Up@dawn 2.0

Tuesday, April 26, 2016

Final Report 1

The word “Nihilism” comes from the Latin “Nihil”, meaning “nothing”. The most- used definition of nihilism is “The rejection of all religious and moral principles, often in the belief that life is meaningless.” There are two main types of nihilism, there’s moral, and existential. Moral nihilism is the belief that there is no absolute right or wrong, and that morals are arbitrary. Killing a man in cold blood matters just as little as stealing a cookie from a cookie jar. Existential nihilism argues that there is no meaning or purpose in existence at all. When we die we will just be forgotten, having left no real imprint on the universe.
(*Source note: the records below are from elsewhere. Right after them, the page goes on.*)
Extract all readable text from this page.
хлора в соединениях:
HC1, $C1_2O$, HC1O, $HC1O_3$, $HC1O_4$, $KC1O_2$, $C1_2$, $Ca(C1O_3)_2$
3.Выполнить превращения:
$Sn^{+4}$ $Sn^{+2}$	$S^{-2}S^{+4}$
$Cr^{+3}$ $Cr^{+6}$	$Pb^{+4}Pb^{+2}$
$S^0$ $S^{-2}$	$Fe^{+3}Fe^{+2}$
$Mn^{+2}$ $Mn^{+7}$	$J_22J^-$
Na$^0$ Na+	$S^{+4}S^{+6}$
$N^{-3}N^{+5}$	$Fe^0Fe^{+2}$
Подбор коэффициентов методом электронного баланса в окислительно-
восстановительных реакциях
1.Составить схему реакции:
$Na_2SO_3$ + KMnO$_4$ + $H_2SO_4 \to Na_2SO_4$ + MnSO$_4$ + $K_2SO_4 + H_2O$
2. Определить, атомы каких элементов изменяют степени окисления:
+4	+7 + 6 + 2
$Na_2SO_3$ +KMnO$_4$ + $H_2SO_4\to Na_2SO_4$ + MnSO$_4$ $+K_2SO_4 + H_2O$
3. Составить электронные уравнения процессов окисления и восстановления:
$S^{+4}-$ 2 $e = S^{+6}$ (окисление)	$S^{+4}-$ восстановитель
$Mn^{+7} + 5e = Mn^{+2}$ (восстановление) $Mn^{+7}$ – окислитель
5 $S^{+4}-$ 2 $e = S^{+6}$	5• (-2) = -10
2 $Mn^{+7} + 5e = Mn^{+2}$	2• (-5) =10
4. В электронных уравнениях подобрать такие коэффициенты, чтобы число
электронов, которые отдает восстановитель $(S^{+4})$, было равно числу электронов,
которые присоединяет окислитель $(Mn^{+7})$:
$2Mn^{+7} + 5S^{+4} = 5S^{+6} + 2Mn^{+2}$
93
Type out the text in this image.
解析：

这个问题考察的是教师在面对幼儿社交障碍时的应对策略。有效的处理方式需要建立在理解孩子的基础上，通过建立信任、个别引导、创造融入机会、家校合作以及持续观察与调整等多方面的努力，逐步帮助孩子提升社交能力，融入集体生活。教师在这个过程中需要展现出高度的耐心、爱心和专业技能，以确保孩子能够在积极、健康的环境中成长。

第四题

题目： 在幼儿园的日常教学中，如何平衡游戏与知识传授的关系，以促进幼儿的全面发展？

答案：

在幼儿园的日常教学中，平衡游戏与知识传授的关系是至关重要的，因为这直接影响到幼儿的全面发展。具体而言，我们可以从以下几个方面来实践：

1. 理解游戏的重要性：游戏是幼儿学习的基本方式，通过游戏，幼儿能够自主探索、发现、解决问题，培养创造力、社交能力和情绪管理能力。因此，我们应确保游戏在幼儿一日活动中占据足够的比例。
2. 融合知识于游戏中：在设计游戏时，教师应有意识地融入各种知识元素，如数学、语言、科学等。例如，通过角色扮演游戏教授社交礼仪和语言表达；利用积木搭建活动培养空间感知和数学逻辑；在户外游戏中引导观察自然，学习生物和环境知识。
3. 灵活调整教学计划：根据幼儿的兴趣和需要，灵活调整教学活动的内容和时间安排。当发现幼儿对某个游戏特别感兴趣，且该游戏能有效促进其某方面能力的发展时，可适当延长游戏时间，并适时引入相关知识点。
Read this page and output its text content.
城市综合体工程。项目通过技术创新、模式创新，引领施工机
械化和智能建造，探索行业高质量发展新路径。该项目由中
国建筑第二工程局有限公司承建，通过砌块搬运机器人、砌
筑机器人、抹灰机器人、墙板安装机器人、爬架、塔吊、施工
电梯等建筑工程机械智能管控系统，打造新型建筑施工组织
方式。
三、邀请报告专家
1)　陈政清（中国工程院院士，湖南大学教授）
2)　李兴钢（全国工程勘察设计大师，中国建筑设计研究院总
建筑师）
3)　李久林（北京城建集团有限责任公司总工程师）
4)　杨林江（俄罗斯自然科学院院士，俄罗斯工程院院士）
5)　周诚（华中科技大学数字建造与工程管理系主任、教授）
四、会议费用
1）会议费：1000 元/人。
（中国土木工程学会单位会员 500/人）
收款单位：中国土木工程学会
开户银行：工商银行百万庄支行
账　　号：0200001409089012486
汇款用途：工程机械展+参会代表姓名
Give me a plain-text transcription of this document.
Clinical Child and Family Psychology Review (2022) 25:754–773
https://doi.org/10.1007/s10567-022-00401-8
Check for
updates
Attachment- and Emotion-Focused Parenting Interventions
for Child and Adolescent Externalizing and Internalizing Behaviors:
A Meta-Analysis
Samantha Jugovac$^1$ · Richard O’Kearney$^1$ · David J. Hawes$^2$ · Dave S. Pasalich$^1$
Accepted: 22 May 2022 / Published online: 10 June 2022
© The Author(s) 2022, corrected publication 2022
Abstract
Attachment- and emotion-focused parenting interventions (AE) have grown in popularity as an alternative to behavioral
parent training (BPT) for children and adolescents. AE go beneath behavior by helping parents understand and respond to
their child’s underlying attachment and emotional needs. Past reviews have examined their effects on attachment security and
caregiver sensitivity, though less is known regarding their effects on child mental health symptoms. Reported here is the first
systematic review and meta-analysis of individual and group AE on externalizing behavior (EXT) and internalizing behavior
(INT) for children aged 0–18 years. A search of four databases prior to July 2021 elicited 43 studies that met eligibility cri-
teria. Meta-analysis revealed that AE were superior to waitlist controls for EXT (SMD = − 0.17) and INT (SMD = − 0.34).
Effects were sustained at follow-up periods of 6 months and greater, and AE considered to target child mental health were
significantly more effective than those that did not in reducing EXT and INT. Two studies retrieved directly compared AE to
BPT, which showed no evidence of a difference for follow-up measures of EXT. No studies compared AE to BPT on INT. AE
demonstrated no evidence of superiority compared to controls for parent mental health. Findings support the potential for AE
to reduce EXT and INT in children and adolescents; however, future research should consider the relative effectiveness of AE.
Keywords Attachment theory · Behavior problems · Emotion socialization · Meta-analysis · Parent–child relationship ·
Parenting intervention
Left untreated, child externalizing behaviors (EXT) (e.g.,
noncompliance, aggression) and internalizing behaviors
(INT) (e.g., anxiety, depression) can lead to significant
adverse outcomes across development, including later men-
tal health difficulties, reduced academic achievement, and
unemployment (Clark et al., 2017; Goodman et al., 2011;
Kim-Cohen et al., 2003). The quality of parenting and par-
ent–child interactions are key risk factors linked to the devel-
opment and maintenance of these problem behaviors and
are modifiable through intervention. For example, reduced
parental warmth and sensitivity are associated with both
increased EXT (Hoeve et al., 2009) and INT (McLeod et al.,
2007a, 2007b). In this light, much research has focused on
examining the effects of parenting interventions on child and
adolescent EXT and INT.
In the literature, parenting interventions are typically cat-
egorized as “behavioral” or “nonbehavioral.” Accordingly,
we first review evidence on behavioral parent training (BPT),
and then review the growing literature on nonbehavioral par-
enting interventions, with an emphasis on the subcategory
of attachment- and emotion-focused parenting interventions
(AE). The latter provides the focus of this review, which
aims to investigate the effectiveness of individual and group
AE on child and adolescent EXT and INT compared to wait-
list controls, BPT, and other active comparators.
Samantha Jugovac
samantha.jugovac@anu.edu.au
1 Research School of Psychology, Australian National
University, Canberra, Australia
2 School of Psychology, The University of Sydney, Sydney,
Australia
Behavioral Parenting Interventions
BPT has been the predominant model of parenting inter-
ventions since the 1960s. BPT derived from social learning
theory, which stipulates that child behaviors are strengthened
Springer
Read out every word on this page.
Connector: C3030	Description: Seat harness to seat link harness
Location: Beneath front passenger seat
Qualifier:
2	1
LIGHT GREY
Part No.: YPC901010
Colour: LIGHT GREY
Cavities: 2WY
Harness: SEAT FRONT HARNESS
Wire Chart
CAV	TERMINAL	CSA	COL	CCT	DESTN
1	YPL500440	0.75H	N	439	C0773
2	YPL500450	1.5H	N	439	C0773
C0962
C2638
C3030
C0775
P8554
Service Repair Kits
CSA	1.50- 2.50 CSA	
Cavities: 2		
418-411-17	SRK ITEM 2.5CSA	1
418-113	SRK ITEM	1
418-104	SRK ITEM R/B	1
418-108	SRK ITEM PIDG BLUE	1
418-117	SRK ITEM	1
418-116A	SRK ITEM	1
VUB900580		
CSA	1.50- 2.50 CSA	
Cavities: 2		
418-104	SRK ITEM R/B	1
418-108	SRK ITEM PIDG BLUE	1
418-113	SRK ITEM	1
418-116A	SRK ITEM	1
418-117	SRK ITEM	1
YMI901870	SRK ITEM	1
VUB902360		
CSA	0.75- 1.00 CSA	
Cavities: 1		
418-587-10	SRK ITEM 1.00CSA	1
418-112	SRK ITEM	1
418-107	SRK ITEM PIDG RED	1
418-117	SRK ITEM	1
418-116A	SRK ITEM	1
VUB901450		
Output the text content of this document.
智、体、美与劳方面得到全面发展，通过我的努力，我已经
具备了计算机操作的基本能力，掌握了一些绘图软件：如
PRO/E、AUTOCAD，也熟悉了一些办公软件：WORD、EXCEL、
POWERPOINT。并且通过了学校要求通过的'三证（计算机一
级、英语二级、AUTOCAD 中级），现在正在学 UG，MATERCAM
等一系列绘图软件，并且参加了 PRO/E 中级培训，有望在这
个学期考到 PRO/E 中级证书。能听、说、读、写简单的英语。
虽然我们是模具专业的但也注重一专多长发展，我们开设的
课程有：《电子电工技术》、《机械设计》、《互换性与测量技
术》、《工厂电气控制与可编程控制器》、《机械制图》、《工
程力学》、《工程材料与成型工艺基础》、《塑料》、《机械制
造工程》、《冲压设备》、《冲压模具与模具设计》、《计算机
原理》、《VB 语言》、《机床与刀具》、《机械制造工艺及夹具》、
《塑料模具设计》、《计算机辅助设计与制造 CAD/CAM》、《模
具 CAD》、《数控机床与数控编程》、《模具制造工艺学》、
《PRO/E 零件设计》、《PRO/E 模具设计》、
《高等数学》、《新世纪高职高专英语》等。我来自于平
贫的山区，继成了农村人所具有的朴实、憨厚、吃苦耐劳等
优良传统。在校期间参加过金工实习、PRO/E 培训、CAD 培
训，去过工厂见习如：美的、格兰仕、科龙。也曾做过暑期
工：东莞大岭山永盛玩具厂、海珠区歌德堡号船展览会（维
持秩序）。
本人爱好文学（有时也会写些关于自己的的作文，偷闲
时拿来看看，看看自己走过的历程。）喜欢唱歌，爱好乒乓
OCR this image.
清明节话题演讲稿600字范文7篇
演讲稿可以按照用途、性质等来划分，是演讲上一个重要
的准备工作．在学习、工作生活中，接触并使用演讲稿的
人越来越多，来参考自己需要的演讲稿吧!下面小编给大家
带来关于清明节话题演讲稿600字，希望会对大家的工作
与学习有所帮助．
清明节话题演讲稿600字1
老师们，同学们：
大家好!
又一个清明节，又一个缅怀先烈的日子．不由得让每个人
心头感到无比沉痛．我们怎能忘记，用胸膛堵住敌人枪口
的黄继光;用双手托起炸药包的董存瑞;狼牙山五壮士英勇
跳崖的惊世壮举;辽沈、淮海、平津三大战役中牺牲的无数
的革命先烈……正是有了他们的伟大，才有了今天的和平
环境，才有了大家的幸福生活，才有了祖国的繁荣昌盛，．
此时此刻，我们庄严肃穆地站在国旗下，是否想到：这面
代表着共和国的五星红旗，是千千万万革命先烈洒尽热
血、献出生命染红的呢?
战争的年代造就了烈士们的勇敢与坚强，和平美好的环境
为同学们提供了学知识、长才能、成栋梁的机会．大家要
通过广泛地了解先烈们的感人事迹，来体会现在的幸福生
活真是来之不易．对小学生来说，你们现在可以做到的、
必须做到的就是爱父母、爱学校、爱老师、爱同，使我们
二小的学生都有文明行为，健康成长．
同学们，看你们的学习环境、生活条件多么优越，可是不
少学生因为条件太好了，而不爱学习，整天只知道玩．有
   First I want to talk about moral nihilism.  When we look back, we find that society has always found meaning in morality, which used to be considered inherent in the universe based on belief in God. However, when more and more of the population started giving up on the idea of God in general, when we started becoming a secular society, some also started seeing past an objective sense of morality. Religion had been the one to lay the rules down, and when we abandoned it we abandoned the foundations for those rules. However, the grand majority of people still cling to these rules, and live with the same moral codes given by God, but without belief or faith in the divine. And even while a nihilist might reject these rules, most still live by them, because who really wants to go to prison? But a large amount of people are starting to not see the reason behind having these codes of morality. They are looking at the different moral codes of different cultures, and noticing the subjectivity in all of them. And so, it is becoming an increasingly growing philosophy that morality as a whole is completely subjective. And since society chooses morality, and is the only enforcer for it, the word “moral” is becoming synonymous with the word “lawful”. You follow the rules set by society on how you should live, that is being moral.


  1. I think your embedded image was swallowed by the void, as we will all eventually be. As for nihilism, it's an interesting jump from moral subjectivity to "might makes right".

  2. And in fact, to follow up on Steven's comment, successful communities survive and flourish (and impose moral strictures) because they discover the value of inter-subjectivity as a check on wanton subjectivity. (see the Julia Sweeney comment in the post below).